The blade fell from his grasp, his frame shook, and he sank at her feet, hiding his face in his hands.
She stooped quickly, picked up the fallen poniard, and adjusted her dress. “ Listen,” she said, between her breathing, and forcing his hands from his face. “ Death is not sweet to those who love, but it is sweet to those who hate. Dost thou remember the dead we left to the vultures by the Weser ? In the night their wounds cry out to me. If I lead thee to his chamber,” — she lowered her voice, — “ the king’s, that were a thing worth dying for; I and thee together.”
She raised her head. Brother Dominic was tapping irresolutely at the door.
“ To die ! ” she whispered passionately in his ear. “ Nay, I will not have it so ! I love thee — we will fly. Leave it only to me — I have a way. For him, death and justice; for us, life and love.” He had caught her again in his arms. “Nay, nay.” She struggled. “ Loose thy hold. Let me go. The monk will rouse the house. My shoes ! ” She slipped her sandaled feet into them, drew back the bolt, cast a quick look of promise and triumph at her lover, and closed the door behind her.
Brother Dominic, waiting impatiently without, had at first laid his ear to the door and listened. Then, fearful of discovery. he hid himself in an angle, squatting in the shadow. He had forgotten the five canticles, upon whose efficacy he relied in hours of peril, but had resolved to put an end to this mystery. when the girl opened the door suddenly upon him.
“ Dear monk,” she said, pressing his hand in her own, “ I have seen thy carpet: another time I will see thee. Thou hast done me service, and when I come again I will pay thee in what coin thou wilt; only be discreet. Farewell.”
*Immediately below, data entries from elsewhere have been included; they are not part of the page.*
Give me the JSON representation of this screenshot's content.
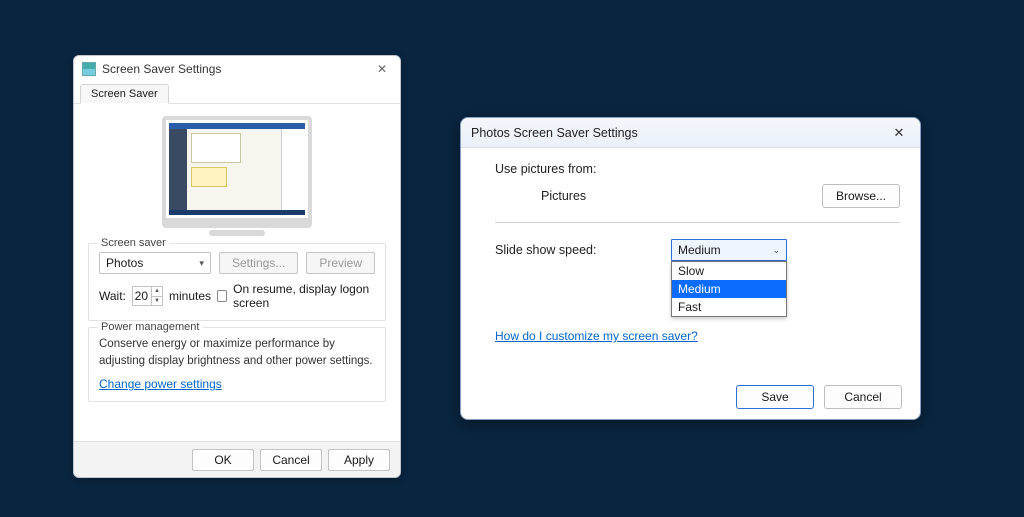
{
  "dlg1": {
    "title": "Screen Saver Settings",
    "tab": "Screen Saver",
    "saver_group_legend": "Screen saver",
    "saver_value": "Photos",
    "settings_btn": "Settings...",
    "preview_btn": "Preview",
    "wait_label": "Wait:",
    "wait_value": "20",
    "wait_unit": "minutes",
    "resume_label": "On resume, display logon screen",
    "power_group_legend": "Power management",
    "power_text": "Conserve energy or maximize performance by adjusting display brightness and other power settings.",
    "power_link": "Change power settings",
    "ok": "OK",
    "cancel": "Cancel",
    "apply": "Apply"
  },
  "dlg2": {
    "title": "Photos Screen Saver Settings",
    "pictures_from": "Use pictures from:",
    "pictures_value": "Pictures",
    "browse_btn": "Browse...",
    "speed_label": "Slide show speed:",
    "speed_value": "Medium",
    "speed_options": {
      "slow": "Slow",
      "medium": "Medium",
      "fast": "Fast"
    },
    "help_link": "How do I customize my screen saver?",
    "save": "Save",
    "cancel": "Cancel"
  }
}
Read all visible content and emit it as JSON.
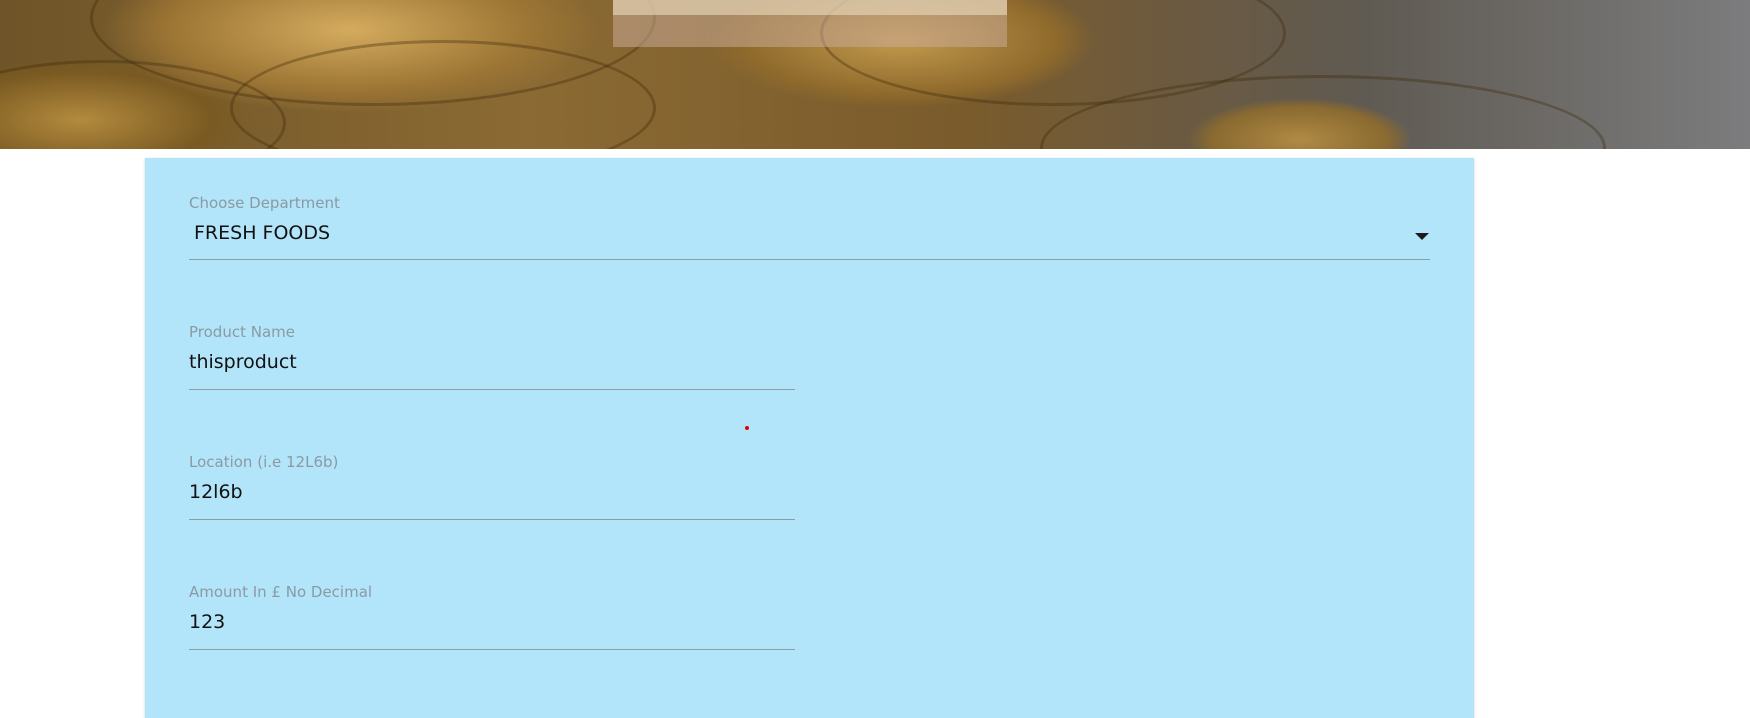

Enveloped in her cloak, she hurried through the arch into the street. She had done well to come ! Friedgis was seeking her. She had felt sure of it. He knew where to look, too; the girl had told him. Who was this girl ? Aye. she had done well to come. What wax men were in soft hands! That was a happy thought, to say the king loved her : if it were only so indeed ! Just now she might have slain Friedgis, when he lay at her feet, and, again, when he held his lips to hers. The temptation was strong, though the monk was at the door, — she loathed him so. But this was better. The idea came to her when the prior said the Greek had not come. Pray God he might not come ! As she hurried on, she met the prior returning home. There was another with him, and the two were laughing. “Fool ! ” she said to herself, turning to gaze after them. “ Fret not over thy Greek. I have one to take his place, one whom I fear not to use thy blade upon, — only, by thy God, dear prior, I will use it before he goes in to the king, and I will waken the king myself. If he gave the monk Fardolphus an abbey for revealing the Hunchback’s plot, he will give me my lover. Nay, what will he not give, if I have but the wit to ask aright ? ” And in her exultation a cry of triumph burst from her lips.
XVI.
It was one of those mornings such as come only in the early autumn. The air was crisp, sonorous, and still. On inhaling this air, so pure, so invigorating, one thought of the wood, its odors and lights, its leaves and birds. The king had gone to Frankenburg to hunt, and no wonder. For some other day, less alluring, the sordid suit, the pitiful complaint, the accounts of the vidame ; for some other day, less fair, the disputations of the school, those terrible questions, What is man, what is life, what is death ? and those terrible answers, A guest in his own abode, the expectation of death, a doubtful journey. To-day, a spear, a horse, and the wood !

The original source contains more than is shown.